The authors tackled the challenge of scaling video analysis applications to large datasets by developing Scanner, a system that organizes video collections in an optimized data store and executes pixel processing computations on heterogeneous hardware, achieving near-expert performance on a single machine and scaling efficiently to hundreds of machines, reducing long-running tasks to minutes or hours.

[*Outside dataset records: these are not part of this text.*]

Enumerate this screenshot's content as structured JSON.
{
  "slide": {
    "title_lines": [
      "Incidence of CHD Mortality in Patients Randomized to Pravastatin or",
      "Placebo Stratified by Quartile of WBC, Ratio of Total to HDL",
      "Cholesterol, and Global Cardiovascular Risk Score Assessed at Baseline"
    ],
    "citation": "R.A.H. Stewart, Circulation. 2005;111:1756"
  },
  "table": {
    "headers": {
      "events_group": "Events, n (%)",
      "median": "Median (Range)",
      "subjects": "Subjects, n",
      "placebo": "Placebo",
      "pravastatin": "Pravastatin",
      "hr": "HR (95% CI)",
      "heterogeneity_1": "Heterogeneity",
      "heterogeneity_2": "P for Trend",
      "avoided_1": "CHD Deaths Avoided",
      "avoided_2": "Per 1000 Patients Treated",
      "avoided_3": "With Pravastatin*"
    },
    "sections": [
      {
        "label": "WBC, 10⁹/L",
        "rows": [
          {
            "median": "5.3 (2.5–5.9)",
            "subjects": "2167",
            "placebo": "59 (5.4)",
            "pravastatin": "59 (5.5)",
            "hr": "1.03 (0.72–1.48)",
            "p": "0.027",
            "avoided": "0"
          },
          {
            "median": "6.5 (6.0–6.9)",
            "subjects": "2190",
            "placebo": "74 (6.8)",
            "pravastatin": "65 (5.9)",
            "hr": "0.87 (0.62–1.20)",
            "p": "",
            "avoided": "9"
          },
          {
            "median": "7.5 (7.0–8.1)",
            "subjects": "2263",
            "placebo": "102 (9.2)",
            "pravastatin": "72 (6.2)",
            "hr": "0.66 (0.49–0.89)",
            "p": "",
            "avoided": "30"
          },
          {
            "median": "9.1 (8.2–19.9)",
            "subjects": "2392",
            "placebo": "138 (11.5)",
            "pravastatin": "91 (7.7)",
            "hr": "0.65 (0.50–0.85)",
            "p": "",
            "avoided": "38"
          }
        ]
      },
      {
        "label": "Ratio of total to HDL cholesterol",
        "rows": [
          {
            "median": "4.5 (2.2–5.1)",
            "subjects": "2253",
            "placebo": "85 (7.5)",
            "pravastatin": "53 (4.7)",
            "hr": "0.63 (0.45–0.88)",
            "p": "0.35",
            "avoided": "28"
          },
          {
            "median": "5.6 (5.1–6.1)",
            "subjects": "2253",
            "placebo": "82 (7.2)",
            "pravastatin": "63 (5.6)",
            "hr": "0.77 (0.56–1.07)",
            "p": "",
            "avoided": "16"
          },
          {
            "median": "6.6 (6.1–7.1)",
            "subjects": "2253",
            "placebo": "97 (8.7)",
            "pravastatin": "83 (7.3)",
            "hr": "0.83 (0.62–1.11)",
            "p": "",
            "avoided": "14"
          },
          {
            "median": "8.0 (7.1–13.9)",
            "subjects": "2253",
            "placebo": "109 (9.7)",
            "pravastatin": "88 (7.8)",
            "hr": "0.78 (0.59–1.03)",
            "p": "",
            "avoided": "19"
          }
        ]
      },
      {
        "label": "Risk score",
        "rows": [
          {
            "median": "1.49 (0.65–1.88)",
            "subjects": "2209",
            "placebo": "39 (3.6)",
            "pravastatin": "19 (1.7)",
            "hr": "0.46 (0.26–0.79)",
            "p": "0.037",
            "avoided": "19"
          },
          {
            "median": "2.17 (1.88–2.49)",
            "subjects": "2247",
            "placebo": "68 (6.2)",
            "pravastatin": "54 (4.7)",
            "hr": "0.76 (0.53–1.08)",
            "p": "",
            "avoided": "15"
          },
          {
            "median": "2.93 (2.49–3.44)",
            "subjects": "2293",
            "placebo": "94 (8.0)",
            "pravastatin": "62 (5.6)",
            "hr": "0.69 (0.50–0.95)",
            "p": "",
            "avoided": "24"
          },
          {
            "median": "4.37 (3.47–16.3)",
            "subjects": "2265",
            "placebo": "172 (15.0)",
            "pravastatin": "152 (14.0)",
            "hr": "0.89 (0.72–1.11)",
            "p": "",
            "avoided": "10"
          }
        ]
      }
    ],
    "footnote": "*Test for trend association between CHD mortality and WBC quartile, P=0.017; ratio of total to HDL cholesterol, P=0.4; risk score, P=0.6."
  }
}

A growing number of visual computing applications depend on the analysis of large video collections. The challenge is that scaling applications to operate on these datasets requires efficient systems for pixel data access and parallel processing across large numbers of machines. Few programmers have the capability to operate efficiently at these scales, limiting the field's ability to explore new applications that leverage big video data. In response, we have created Scanner, a system for productive and efficient video analysis at scale. Scanner organizes video collections as tables in a data store optimized for sampling frames from compressed video, and executes pixel processing computations, expressed as dataflow graphs, on these frames. Scanner schedules video analysis applications expressed using these abstractions onto heterogeneous throughput computing hardware, such as multi-core CPUs, GPUs, and media processing ASICs, for high-throughput pixel processing. We demonstrate the productivity of Scanner by authoring a variety of video processing applications including the synthesis of stereo VR video streams from multi-camera rigs, markerless 3D human pose reconstruction from video, and data-mining big video datasets such as hundreds of feature-length films or over 70,000 hours of TV news. These applications achieve near-expert performance on a single machine and scale efficiently to hundreds of machines, enabling formerly long-running big video data analysis tasks to be carried out in minutes to hours.